Second, our brief argued that the warping of the Court’s First Amendment jurisprudence began well before Hill; it began with Madsen v. Women’s Health Center, a 1994 case that upheld an injunction imposing a 36-foot buffer zone around an abortion clinic in Florida. The First Circuit decision upholding the Massachusetts law cited this Supreme Court opinion in support of its holding. Only LLDF’s amicus brief and the amicus brief filed by the attorneys who litigated the Madsen case (Liberty Counsel) pointed to Madsen as part of the problem with the state of Supreme Court precedent in this area.

Finally, although many briefs argued persuasively that the 35-foot buffer zone made efforts at rational communication with abortion-bound women almost impossible, LLDF’s brief made the point that, even with no restrictions in place, sidewalk counselors frequently face challenges that are not present in other settings. For example, angry parents or anxious boyfriends will do their best to prevent the young women they are accompanying from hearing or responding to the sidewalk counselors. Clinic escorts may purposely drown out the sidewalk counselors’ voices or block their movements. Our point was that even an “exceedingly modest restriction” (which is how the Hill majority described the 8-foot bubble zone) can have an outsize effect when applied under the already difficult circumstances sidewalk counselors face. For that reason, rather than allowing special restrictions on speech around abortion clinics to stand, courts should, on the contrary, be mindful of the extra burdens any restriction on speech in this setting imposes.
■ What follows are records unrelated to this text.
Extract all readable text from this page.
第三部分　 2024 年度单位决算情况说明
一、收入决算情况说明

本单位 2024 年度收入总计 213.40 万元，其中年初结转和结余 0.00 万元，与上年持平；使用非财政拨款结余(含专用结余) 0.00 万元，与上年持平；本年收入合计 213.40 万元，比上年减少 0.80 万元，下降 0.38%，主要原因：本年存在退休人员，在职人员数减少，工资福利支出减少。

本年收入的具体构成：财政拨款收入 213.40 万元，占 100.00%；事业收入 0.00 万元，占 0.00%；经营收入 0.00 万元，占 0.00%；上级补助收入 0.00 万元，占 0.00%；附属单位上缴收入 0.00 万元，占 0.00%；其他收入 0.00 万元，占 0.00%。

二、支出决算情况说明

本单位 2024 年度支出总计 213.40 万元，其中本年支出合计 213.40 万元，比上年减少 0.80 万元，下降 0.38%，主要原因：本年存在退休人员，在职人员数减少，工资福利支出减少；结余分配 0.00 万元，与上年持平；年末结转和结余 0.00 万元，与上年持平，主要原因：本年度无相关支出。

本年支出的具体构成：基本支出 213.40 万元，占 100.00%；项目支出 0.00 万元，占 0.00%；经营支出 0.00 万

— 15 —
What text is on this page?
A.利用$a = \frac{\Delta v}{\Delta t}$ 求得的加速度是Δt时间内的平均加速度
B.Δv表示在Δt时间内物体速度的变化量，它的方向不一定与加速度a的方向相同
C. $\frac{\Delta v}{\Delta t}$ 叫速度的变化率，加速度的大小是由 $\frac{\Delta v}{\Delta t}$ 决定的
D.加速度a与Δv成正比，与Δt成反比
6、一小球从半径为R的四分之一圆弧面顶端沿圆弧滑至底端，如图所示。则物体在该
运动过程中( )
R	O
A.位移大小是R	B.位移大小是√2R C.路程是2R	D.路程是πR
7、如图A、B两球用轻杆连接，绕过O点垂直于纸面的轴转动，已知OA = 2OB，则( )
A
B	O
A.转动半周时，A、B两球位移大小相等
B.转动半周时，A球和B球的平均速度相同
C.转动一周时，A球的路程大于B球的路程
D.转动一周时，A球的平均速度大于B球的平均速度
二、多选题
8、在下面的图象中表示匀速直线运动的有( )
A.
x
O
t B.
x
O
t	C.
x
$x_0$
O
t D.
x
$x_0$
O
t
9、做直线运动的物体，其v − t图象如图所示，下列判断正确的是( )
As I noted at the outset, maybe one has to be a First Amendment junkie to enjoy spending hours reading briefs like these. But if you can’t quite understand my enthusiasm, at least appreciate this: I read them so you don’t have to.


Hill was decided by a vote of 6 to 3. Of the six in the majority, four have now been replaced by new justices: Roberts, Alito, Sotomayor, and Kagan. The three Hill dissenters are still on the Court. Thus, overturning Hill would require the votes of two of the four new justices, in addition to the three dissenters.